Associate Professor at TU Delft and lead researcher Sander Otte explained the world’s smallest hard drive as basically an “atomic printing press.”

“The combination of chlorine atoms and supporting copper crystal surface that we found now, combined with the fact that we manipulate ‘holes’ – just as in a sliding puzzle – makes for a much more reliable, reproducible, and scalable manipulation technique [which] can easily be automated. It is as if we have invented the atomic scale printing press.”

Don’t expect the world’s smallest hard drive to deliver much in the way of speed yet, Otte adds.

“While the memory outperforms existing media by far in terms of capacity, it still stays far behind in terms of read/write speed.
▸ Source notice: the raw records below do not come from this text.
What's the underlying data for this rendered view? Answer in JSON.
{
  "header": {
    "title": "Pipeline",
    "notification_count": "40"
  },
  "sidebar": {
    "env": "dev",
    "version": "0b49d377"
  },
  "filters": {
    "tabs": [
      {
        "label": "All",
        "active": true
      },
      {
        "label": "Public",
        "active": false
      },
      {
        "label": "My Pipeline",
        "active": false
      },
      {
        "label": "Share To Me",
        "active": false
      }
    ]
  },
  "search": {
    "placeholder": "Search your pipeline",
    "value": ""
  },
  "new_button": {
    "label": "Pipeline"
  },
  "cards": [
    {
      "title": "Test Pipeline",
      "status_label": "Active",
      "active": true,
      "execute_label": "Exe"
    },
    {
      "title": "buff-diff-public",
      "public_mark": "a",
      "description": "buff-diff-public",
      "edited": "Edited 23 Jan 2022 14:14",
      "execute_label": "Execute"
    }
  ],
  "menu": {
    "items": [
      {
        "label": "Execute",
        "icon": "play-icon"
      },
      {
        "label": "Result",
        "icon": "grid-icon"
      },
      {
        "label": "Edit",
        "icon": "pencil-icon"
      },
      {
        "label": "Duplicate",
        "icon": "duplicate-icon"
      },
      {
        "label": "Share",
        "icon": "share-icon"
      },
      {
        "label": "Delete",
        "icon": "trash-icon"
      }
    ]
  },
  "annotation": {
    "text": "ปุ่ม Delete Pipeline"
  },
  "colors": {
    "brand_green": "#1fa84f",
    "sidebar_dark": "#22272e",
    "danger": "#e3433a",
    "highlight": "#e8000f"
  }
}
However, I foresee no physical boundaries that will prevent us from speeding up these processes to similar speeds that are currently seen in [hard disk drives]. It will be a technological challenge for sure, but in terms of physics it should work.”

This could be an exciting time for those whose computers just don’t have the capacity they need for what they do. The world’s smallest hard drive could easily open the proverbial floodgates for supercomputers the size of your cell phone.